Sunday, January 22, 2012

Best if viewed in...

Some web sites display the phrase "best if viewed in Internet Explorer 6 or higher".

In the past, this phrase would anger me. I could assume that the web site work work only with Internet Explorer, and my browser of choice (either Opera or Firefox) would fail in some way.

Now the phrase amuses me.

I ask myself, in today's world, why would someone put "works best with IE6" on their web site? What are they hoping to accomplish? What message are they sending?

Internet Explorer version 6 is old. Even Microsoft recommends a later version of Internet Explorer.

Today's browser "market" consists of IE, Firefox, Chrome, and Safari at a bare minimum, and Opera and Lynx for the truly browser-aware. Building a web site for only one browser is unthinkable.

So the message is from an earlier age.

I also suspect that the message was put on sites that performed transactions of some sort, sites that were more than brochure-ware. These sites have users who are attempting to perform some task, either shopping or submitting time cards or recording information. My guess is that the message was a disclaimer, designed to first reduce the number of users with other browsers, and second to provide an easy "out" for the help desk of said web site when people using the "wrong". (Anyone complaining would be pointed to the notice and told to use IE6. Support call closed, user issue, no problem!)

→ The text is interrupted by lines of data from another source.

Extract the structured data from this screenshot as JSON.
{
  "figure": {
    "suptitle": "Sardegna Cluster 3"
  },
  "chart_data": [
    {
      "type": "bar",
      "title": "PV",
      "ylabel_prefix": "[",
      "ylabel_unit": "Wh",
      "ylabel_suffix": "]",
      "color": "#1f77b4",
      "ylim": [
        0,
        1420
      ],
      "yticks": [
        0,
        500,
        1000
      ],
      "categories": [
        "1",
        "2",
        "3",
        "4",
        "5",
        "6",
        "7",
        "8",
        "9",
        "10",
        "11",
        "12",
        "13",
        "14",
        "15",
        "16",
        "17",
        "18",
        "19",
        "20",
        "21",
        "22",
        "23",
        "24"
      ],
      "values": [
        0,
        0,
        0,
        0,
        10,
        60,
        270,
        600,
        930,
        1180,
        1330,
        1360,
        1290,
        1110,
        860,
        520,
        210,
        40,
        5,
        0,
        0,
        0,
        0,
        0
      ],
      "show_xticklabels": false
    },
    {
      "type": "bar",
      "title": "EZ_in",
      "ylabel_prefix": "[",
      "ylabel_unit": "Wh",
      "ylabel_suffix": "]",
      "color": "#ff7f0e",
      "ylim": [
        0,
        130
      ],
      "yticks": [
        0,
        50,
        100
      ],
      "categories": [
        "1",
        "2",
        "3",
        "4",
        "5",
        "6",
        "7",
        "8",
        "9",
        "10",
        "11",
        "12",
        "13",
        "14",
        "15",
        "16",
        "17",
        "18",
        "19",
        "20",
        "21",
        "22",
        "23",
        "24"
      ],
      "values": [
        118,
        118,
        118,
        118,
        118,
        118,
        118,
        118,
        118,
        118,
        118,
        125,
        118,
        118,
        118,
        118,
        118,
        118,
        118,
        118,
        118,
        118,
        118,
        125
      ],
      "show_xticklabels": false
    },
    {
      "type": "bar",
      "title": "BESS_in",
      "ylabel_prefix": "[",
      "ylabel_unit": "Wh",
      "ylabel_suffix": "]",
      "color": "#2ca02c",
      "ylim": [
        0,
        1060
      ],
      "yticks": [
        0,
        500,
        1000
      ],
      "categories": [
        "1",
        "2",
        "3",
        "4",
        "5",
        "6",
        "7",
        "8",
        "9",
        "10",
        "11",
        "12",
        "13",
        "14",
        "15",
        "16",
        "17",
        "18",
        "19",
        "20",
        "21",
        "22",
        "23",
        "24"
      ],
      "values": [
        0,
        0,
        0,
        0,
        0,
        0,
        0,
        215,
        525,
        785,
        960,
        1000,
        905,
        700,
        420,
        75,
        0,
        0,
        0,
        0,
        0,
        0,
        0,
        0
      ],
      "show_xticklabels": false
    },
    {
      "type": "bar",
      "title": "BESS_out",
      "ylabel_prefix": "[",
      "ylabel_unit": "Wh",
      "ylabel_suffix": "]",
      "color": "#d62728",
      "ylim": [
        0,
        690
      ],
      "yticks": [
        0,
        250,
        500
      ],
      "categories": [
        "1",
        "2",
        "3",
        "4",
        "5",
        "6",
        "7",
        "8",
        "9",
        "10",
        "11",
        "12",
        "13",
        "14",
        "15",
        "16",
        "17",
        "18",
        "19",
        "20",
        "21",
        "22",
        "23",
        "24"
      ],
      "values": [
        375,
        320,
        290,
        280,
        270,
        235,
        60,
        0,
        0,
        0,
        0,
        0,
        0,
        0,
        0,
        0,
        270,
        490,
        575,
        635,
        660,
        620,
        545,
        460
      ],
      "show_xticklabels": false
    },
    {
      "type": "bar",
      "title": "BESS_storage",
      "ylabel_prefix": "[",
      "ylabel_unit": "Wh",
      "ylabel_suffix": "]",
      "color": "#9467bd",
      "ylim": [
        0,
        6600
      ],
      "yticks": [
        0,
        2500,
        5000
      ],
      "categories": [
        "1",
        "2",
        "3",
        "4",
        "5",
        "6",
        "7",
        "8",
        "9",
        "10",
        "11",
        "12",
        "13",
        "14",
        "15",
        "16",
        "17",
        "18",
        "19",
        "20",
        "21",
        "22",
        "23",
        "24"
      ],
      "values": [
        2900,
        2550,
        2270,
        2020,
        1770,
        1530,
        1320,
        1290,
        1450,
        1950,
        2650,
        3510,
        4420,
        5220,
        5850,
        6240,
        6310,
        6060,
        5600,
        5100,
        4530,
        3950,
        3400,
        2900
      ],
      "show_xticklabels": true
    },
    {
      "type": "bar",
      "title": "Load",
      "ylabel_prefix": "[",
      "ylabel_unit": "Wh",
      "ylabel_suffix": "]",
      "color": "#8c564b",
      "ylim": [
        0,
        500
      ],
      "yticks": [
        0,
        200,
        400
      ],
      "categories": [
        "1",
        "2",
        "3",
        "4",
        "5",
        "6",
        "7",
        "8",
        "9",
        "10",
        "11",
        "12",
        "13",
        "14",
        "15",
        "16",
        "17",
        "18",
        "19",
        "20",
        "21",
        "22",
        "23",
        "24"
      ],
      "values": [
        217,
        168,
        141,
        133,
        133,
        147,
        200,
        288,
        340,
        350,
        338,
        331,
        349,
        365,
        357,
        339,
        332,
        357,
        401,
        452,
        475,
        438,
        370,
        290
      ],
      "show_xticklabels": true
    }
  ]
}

Today, the notion of turning away customers because they have a different browser is ... unusual. It is a rare company that can decline paying customers.

I read the "best if viewed in" phrase now as an indicator, a measure of a web site's age and maintenance. Only web sites designed and built in the late 1990s (and possibly early 2000s) would have this message. Therefore, a site that still bears this message was built in that era and has had no (major) maintenance. Any maintenance that has been performed (if any) has been specific and limited to the task at hand.

In other words, the site is not living on "internet time". It's owner is not updating the site, modifying it to meet new business conditions or leverage new technologies. The web site is... old.

I use the phrase as an indication a company, of how "with it" they are.